Help: Trouble using get_preds for kaggle submissions

Hello everyone,

Might be a noob question that was already answered before, but here goes.

I currently am working through chapters 5 and 6 of fastbook and trying the tricks out on a kaggle contest. Since kaggle primarily provides the image names and targets in .csv files, I used the approach recommended in the book as shown below:

dblock = DataBlock(blocks=(ImageBlock(), CategoryBlock()),
                   get_x=get_x, get_y=get_y, 
                   splitter=ColSplitter(),
                   item_tfms=Resize(460),
                   batch_tfms = [Resize(224), Normalize.from_stats(*imagenet_stats)])
dblock.summary(df)

dls = dblock.dataloader(train_df)

Here get_x and get_y are defined as below:

def get_x(r): return os.path.join(configs["train_img_dir"], r["Image"])
def get_y(r): return r["Id"]

This works great and I’m able to train and validate the model just fine. Now comes the tricky part. When I want to create a submission, I have to read a csv for the file names sample_submission.csv and then create predictions accordingly.

Here’s what I’ve tried so far:

  1. When I tried to use

    test_dl = dls.test_dl(test_df)
    preds, _  = learner.get_preds(test_dl)
    

I got an error that there was no image matching the path and I realized that this was because get_x was referencing the train directory and not the test.

  1. I tried creating a new dataloader, test_dls with a new get_test_x function for getting the correct image paths but that didn’t work

  2. I also tried dls.test_dl(get_image_files(configs["test_img_dir"])) . This worked but I don’t know which file order is being used by get_preds so I can’t line up the predictions with the submission csv

  3. My current approach is to use learner.predict(img) for each image in the submission csv and this works but is painfully slow (15-20 minutes for all predictions)

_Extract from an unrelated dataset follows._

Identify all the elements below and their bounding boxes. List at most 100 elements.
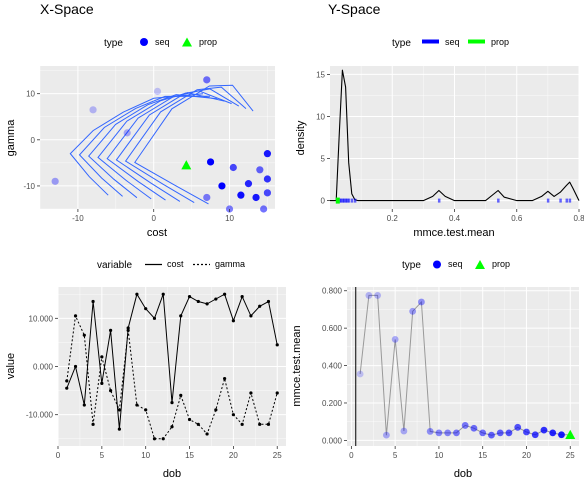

Earlier threads related to this question in this forum show approaches using older versions of FastAI.

I would really appreciate any help or pointers here.

Thanks!

HI, try this

testdl = learn.dls.test_dl(test_df, shuffle=False)
preds = learn.get_preds(dl=testdl)
1 Like

Hi @Mugnaio ,

Thanks for the response. When I tried that, I got an error that the image files could not be found. This is mostly due to the fact that my get_x function appends the train directory as a prefix to the file name and my test images are in the test directory.

Would you have ideas on workarounds for this? Should I instead have a separate “path” column in my df so that I can modify my get_x function as

def get_x(r): return os.path.join(r["dir"], r["Image"])

I see. Maybe I would modify the df to include the folder as you wrote. I’m not sure this is the best solution but it should work.

I’m going to give that a go now. Will let you know how that turns out. :slight_smile:

Ok, so here’s how I fixed it:

  1. Add a column in the train and test df as follows:
    train_df["img_path"] = configs["train_img_dir"] 
    test_df["img_path"] = configs["test_img_dir"]
    
  2. Change the get_x function to
    def get_x(r): return os.path.join(r["img_path"], r["Image"])
    
  3. When running inference, use:
    testdl = learn.dls.test_dl(test_df, shuffle=False)
    preds, _ = learn.get_preds(dl=testdl)